Continuing the discussion from Mad Max: Fury Road [Review]:
I assume she’s internet-famous enough that someone should have mentioned them? In any case, I think she’s oddly conflating feminism with pacifism. She says “Fury Road is different from many action films in that it lets some women participate as equal partners in a cinematic orgy of male violence” as if there exists a separate realm of “female violence” or, even more inaccurately, as if “male violence” is just a redundant synonym for “violence.” She also says “Feminism doesn’t simply mean women getting to partake in typical badass “guy stuff”. Feminism is about redefining our social value system.” To which I’d respond that action movies usually don’t don the mantle of social engineering, but an action movie that straight-facedly and without fanfare presents women (even objectified and scantily-clad sex slaves) as clever and competent and fearless victors over heavily armed and armored and muscled male oppressors with barely any male assistance… well, it’s not hard to see why a great many halfway-educated people like me might mistake that for a feminist message. Traditional action movies present “damsels in distress” as being generally helpless and in need of rescue by a masculine hero, whereas Fury Road’s brides pretty much engineer their own escape with the help of Furiosa, and may well have gotten clean away with it if Max hadn’t slowed them down by attempting to hijack their war rig. They might have taken Tina Turner literally and sung their own refrain of “We Don’t Need Another Hero.”
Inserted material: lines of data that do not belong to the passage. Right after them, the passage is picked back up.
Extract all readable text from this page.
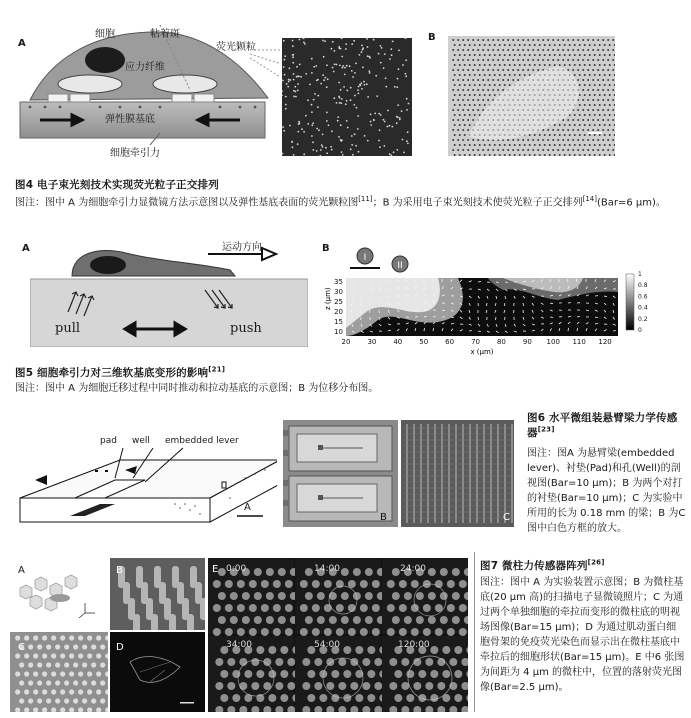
A
细胞	粘着斑
荧光颗粒
应力纤维
弹性膜基底
细胞牵引力
B
图4 电子束光刻技术实现荧光粒子正交排列
图注：图中 A 为细胞牵引力显微镜方法示意图以及弹性基底表面的荧光颗粒图[11]；B 为采用电子束光刻技术使荧光粒子正交排列[14](Bar=6 μm)。
A	运动方向
pull	push
B
I
II
20 30 40 50 60 70 80 90 100 110 120
35
30
25
20
15
10
x (μm)
z (μm)
1
0.8
0.6
0.4
0.2
0
图5 细胞牵引力对三维软基底变形的影响[21]
图注：图中 A 为细胞迁移过程中同时推动和拉动基底的示意图；B 为位移分布图。
pad well embedded lever
A
B	C
图6 水平微组装悬臂梁力学传感器[23]
图注：图A 为悬臂梁(embedded lever)、衬垫(Pad)和孔(Well)的剖视图(Bar=10 μm)；B 为两个对打的衬垫(Bar=10 μm)；C 为实验中所用的长为 0.18 mm 的梁；B 为C图中白色方框的放大。
A	B
C	D
E 0:00	14:00	24:00
34:00	54:00	120:00
图7 微柱力传感器阵列[26]
图注：图中 A 为实验装置示意图；B 为微柱基底(20 μm 高)的扫描电子显微镜照片；C 为通过两个单独细胞的牵拉而变形的微柱底的明视场图像(Bar=15 μm)；D 为通过肌动蛋白细胞骨架的免疫荧光染色而显示出在微柱基底中牵拉后的细胞形状(Bar=15 μm)。E 中6 张图为间距为 4 μm 的微柱中，位置的落射荧光图像(Bar=2.5 μm)。
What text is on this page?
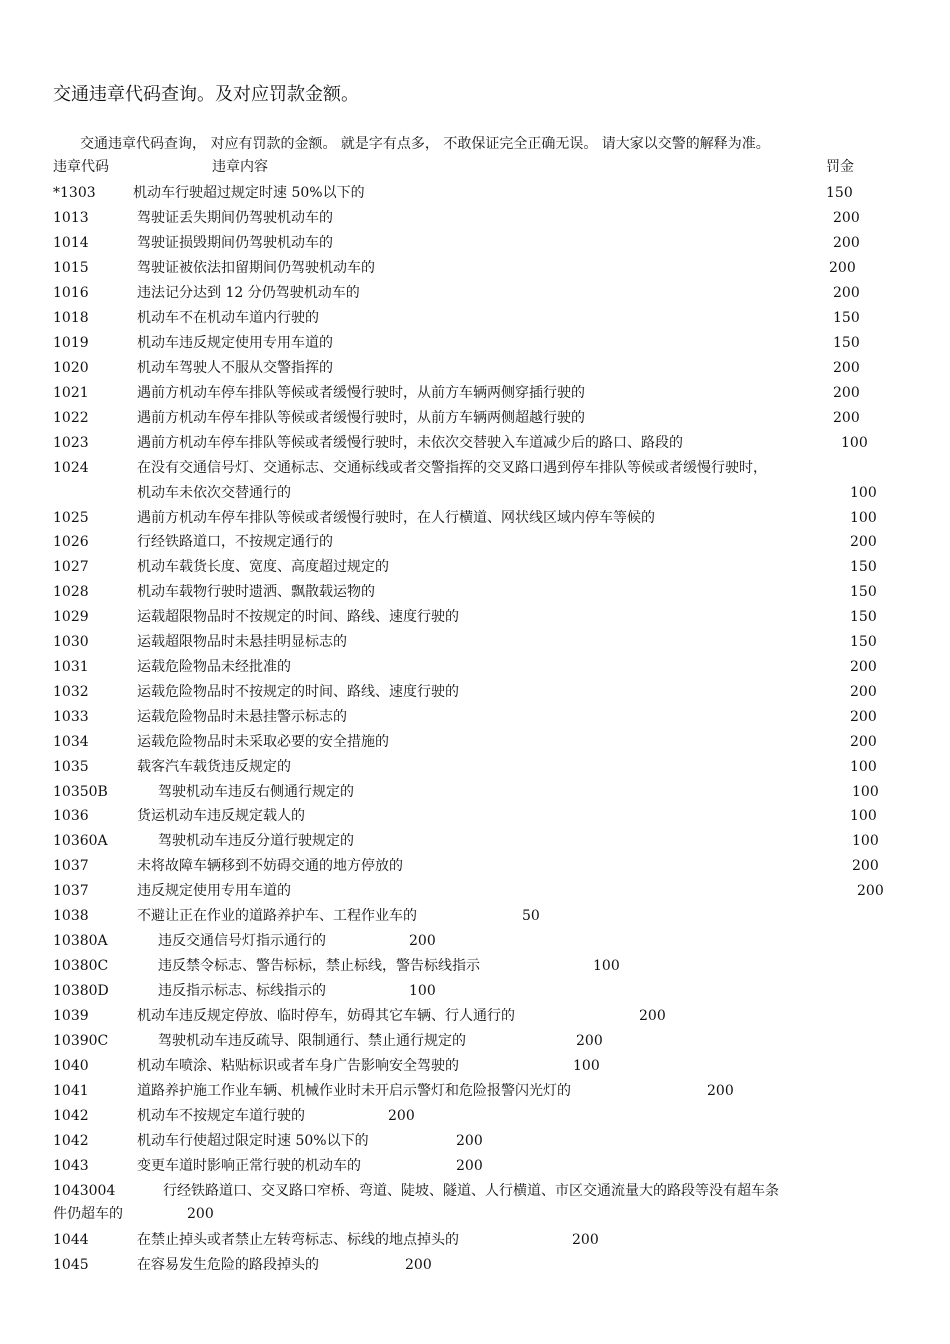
交通违章代码查询。及对应罚款金额。
交通违章代码查询， 对应有罚款的金额。 就是字有点多， 不敢保证完全正确无误。 请大家以交警的解释为准。
违章代码	违章内容	罚金
*1303	机动车行驶超过规定时速 50%以下的	150
1013	驾驶证丢失期间仍驾驶机动车的	200
1014	驾驶证损毁期间仍驾驶机动车的	200
1015	驾驶证被依法扣留期间仍驾驶机动车的	200
1016	违法记分达到 12 分仍驾驶机动车的	200
1018	机动车不在机动车道内行驶的	150
1019	机动车违反规定使用专用车道的	150
1020	机动车驾驶人不服从交警指挥的	200
1021	遇前方机动车停车排队等候或者缓慢行驶时，从前方车辆两侧穿插行驶的	200
1022	遇前方机动车停车排队等候或者缓慢行驶时，从前方车辆两侧超越行驶的	200
1023	遇前方机动车停车排队等候或者缓慢行驶时，未依次交替驶入车道减少后的路口、路段的	100
1024	在没有交通信号灯、交通标志、交通标线或者交警指挥的交叉路口遇到停车排队等候或者缓慢行驶时，
机动车未依次交替通行的	100
1025	遇前方机动车停车排队等候或者缓慢行驶时，在人行横道、网状线区域内停车等候的	100
1026	行经铁路道口，不按规定通行的	200
1027	机动车载货长度、宽度、高度超过规定的	150
1028	机动车载物行驶时遗洒、飘散载运物的	150
1029	运载超限物品时不按规定的时间、路线、速度行驶的	150
1030	运载超限物品时未悬挂明显标志的	150
1031	运载危险物品未经批准的	200
1032	运载危险物品时不按规定的时间、路线、速度行驶的	200
1033	运载危险物品时未悬挂警示标志的	200
1034	运载危险物品时未采取必要的安全措施的	200
1035	载客汽车载货违反规定的	100
10350B	驾驶机动车违反右侧通行规定的	100
1036	货运机动车违反规定载人的	100
10360A	驾驶机动车违反分道行驶规定的	100
1037	未将故障车辆移到不妨碍交通的地方停放的	200
1037	违反规定使用专用车道的	200
1038	不避让正在作业的道路养护车、工程作业车的	50
10380A	违反交通信号灯指示通行的	200
10380C	违反禁令标志、警告标标，禁止标线，警告标线指示	100
10380D	违反指示标志、标线指示的	100
1039	机动车违反规定停放、临时停车，妨碍其它车辆、行人通行的	200
10390C	驾驶机动车违反疏导、限制通行、禁止通行规定的	200
1040	机动车喷涂、粘贴标识或者车身广告影响安全驾驶的	100
1041	道路养护施工作业车辆、机械作业时未开启示警灯和危险报警闪光灯的	200
1042	机动车不按规定车道行驶的	200
1042	机动车行使超过限定时速 50%以下的	200
1043	变更车道时影响正常行驶的机动车的	200
1043004	行经铁路道口、交叉路口窄桥、弯道、陡坡、隧道、人行横道、市区交通流量大的路段等没有超车条
件仍超车的	200
1044	在禁止掉头或者禁止左转弯标志、标线的地点掉头的	200
1045	在容易发生危险的路段掉头的	200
Finally, when she said “Sometimes violence may be necessary for liberation from oppression, but it’s always tragic. Fury Road frames it as totally fun and awesome.” None of the violence in Fury Road looked fun and awesome for our lead characters (though the War Boys were conditioned to get off on it). And there was acknowledgement of much of the tragedy, such as that involving the fates of Splendid and her child, as well as all the flashbacks to Max’s loved ones that he’d been unable to save over the years. Was the violence fun and awesome for the audience? That right there might be debatable. Certainly I myself got off on all the vehicular destruction, but the personal human violence didn’t thrill me any more than it ever does. I view movie violence through a horror movie lens, occasionally cathartic depending on who’s gettin’ the violence visited upon them, but never fun or awesome. But I know lots of audience members aren’t like me.
Well, enough with the mansplaining. It could very well be that there isn’t room in real feminism for war movies or movies with an excessive and unacknowledged body count, no matter the gender of the perpetrator(s). Seems contrary enough to the feminine mystique to make our strongest hero Furiosa, but what do I know?
I do know that I’d like to hear more about it from our feminist readership here. Am I totally off-base in my reading of these tweets?